I’m definitely open to that possibility, but it seems like we don’t really have a way of reliably distinguishing these sorts of anthropic probabilities out from like, ‘conventional’ probabilities? I’d guess it’s tangled up with the reference class selection problem.
Undefined. It matters a lot what rent the belief is paying. The specifics of how you’ll resolve your probability (or at least what differential evidence would let you update) will help you pick the reference class(es) which matter, and inform your choice of prior (in this case, the amalgam of experience and models, and unidentified previous evidence you’ve accumulated).
Wow. someone really didn’t like this. any reason for the strong downvotes?
I don’t get a strong impression that you read the post. It was pretty clear about what rents the beliefs are paying.
Generally it sucks to see someone take a there is no answer, the question is ill-specified transcended analytic philosopher posture towards a decision problem (or a pair of specific decision problems that fall under it) that actually is extremely well-specified and that it seems like a genuinely good analytic philosopher should be able to answer. Over the course of our interactions I get the impression that you’re mainly about generating excuses to ignore any problem that surprises you too much, I’ve never seen you acknowledge or contribute to solving a conceptual problem. I love a good excuse to ignore a wrong question, but they haven’t been good excuses.

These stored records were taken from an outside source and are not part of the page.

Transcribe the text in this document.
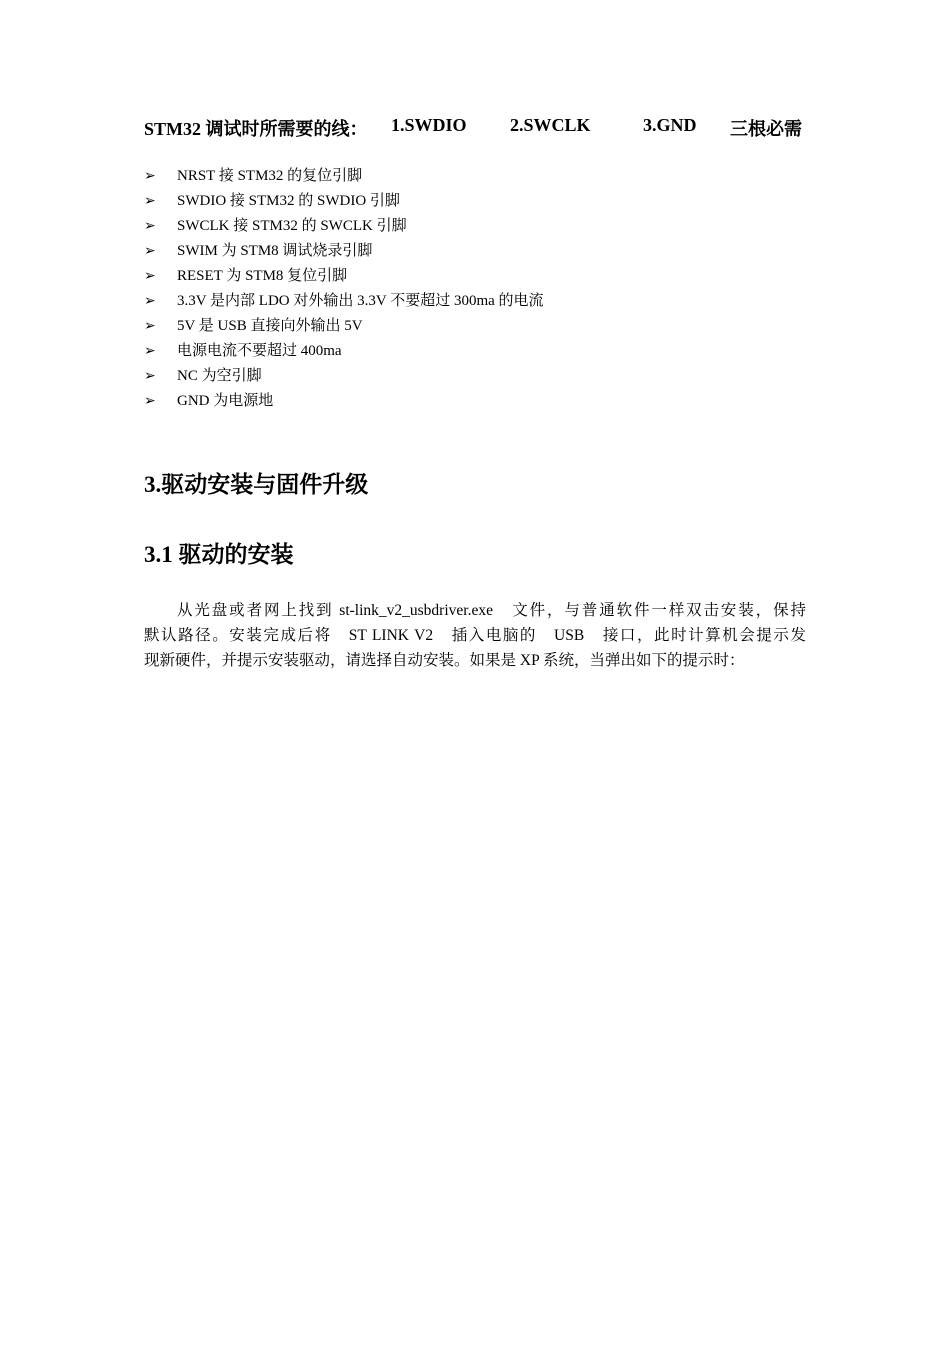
STM32 调试时所需要的线： 1.SWDIO 2.SWCLK	3.GND 三根必需
➢ NRST 接 STM32 的复位引脚
➢ SWDIO 接 STM32 的 SWDIO 引脚
➢ SWCLK 接 STM32 的 SWCLK 引脚
➢ SWIM 为 STM8 调试烧录引脚
➢ RESET 为 STM8 复位引脚
➢ 3.3V 是内部 LDO 对外输出 3.3V 不要超过 300ma 的电流
➢ 5V 是 USB 直接向外输出 5V
➢ 电源电流不要超过 400ma
➢ NC 为空引脚
➢ GND 为电源地
3.驱动安装与固件升级
3.1 驱动的安装
从光盘或者网上找到 st-link_v2_usbdriver.exe　文件，与普通软件一样双击安装，保持
默认路径。安装完成后将　ST LINK V2　插入电脑的　USB　接口，此时计算机会提示发
现新硬件，并提示安装驱动，请选择自动安装。如果是 XP 系统，当弹出如下的提示时：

I would say it’s extremely unclear to me that the question “what is your probability that you are agent X” in an anthropic question like this is meaningful and has a well-defined answer? You said “there are practical reasons you’d like to know”, but you haven’t actually concretely specified what will be done with the information.
In the process of looking for something I had previously read about this, I found the following post:
https://www.lesswrong.com/posts/y7jZ9BLEeuNTzgAE5/the-anthropic-trilemma
Which seems to be asking a very similar question to the one you’re considering. (It mentions Ebborians, but postdates that post significantly.)

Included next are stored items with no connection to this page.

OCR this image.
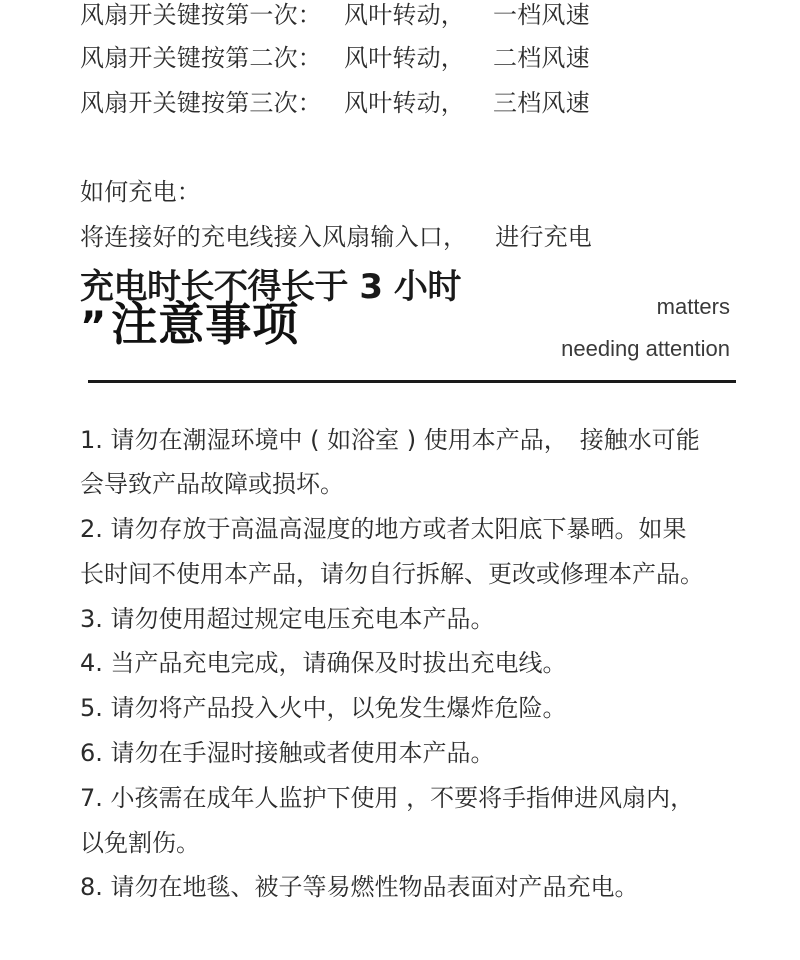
风扇开关键按第一次： 风叶转动， 一档风速
风扇开关键按第二次： 风叶转动， 二档风速
风扇开关键按第三次： 风叶转动， 三档风速
如何充电：
将连接好的充电线接入风扇输入口， 进行充电
充电时长不得长于 3 小时
”注意事项	matters
needing attention
1. 请勿在潮湿环境中 ( 如浴室 ) 使用本产品，　接触水可能
会导致产品故障或损坏。
2. 请勿存放于高温高湿度的地方或者太阳底下暴晒。如果
长时间不使用本产品，请勿自行拆解、更改或修理本产品。
3. 请勿使用超过规定电压充电本产品。
4. 当产品充电完成，请确保及时拔出充电线。
5. 请勿将产品投入火中，以免发生爆炸危险。
6. 请勿在手湿时接触或者使用本产品。
7. 小孩需在成年人监护下使用 ，不要将手指伸进风扇内，
以免割伤。
8. 请勿在地毯、被子等易燃性物品表面对产品充电。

I then found the thing I was actually looking for: https://www.lesswrong.com/tag/sleeping-beauty-paradox
Which demonstrates why “what rent the belief is paying” is critical:
Which says, to me, that the probability is not uniquely defined—in the sense that a probability is really a claim about what sort of bets you would take, but in this case the way the bet is structured around different individuals/worlds is what controls the apparent “probability” you should choose to bet with.

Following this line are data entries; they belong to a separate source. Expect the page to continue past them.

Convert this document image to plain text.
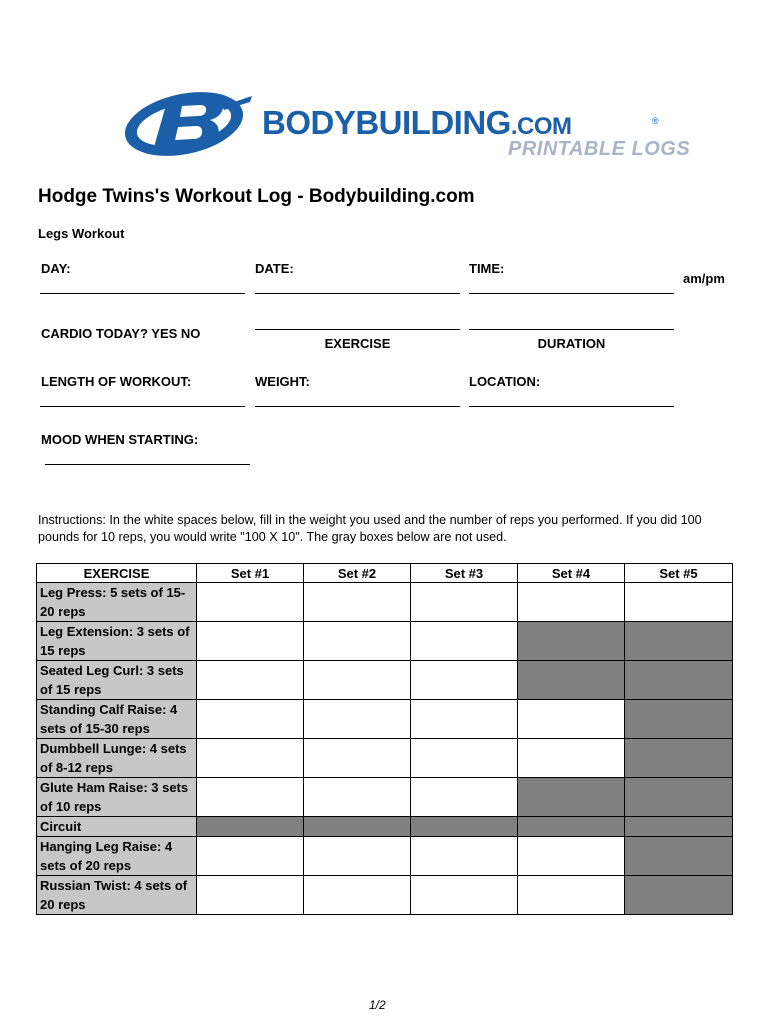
BODYBUILDING.COM	®
PRINTABLE LOGS
Hodge Twins's Workout Log - Bodybuilding.com
Legs Workout
DAY:	DATE:	TIME:
am/pm
CARDIO TODAY? YES NO
EXERCISE	DURATION
LENGTH OF WORKOUT:	WEIGHT:	LOCATION:
MOOD WHEN STARTING:
Instructions: In the white spaces below, fill in the weight you used and the number of reps you performed. If you did 100 pounds for 10 reps, you would write "100 X 10". The gray boxes below are not used.
EXERCISE	Set #1	Set #2	Set #3	Set #4	Set #5
Leg Press: 5 sets of 15-20 reps					
Leg Extension: 3 sets of 15 reps					
Seated Leg Curl: 3 sets of 15 reps					
Standing Calf Raise: 4 sets of 15-30 reps					
Dumbbell Lunge: 4 sets of 8-12 reps					
Glute Ham Raise: 3 sets of 10 reps					
Circuit					
Hanging Leg Raise: 4 sets of 20 reps					
Russian Twist: 4 sets of 20 reps					
1/2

Ahh. I’m familiar with that case. Did having that in mind make you feel like there’s too much ambiguity in the question to really want to dig into it. I wasn’t considering that sort of scenario (“they need to know their position” rules it out), but I can see why it would have come to mind.
You might find this removed part relevant https://www.lesswrong.com/posts/gx6GEnpLkTXn3NFSS/we-need-a-theory-of-anthropic-measure-binding?commentId=mwuquFJHNCiYZFwzg
It acknowledges that some variants of the question can have that quality of.. not really needing to know their position.
I’m going to have to think about editing that stuff back in.
I think I did, and I just read it again, and still don’t see it. What anticipated experiences are contingent on this? What is the (potential) future evidence which will let you update your probability, and/or resolve whatever bets you’re making?
Well, ask the question, should the bigger brain receive a million dollar, or do you not care?
I do not have a lot of evidence or detailed thinking to support this viewpoint, but I think I agree with you. I have the general sense that anthropic probabilities like this do not necessarily have well-defined values.
I’m definitely open to that possibility, but it seems like we don’t really have a way of reliably distinguishing these sorts of anthropic probabilities out from like, ‘conventional’ probabilities? I’d guess it’s tangled up with the reference class selection problem.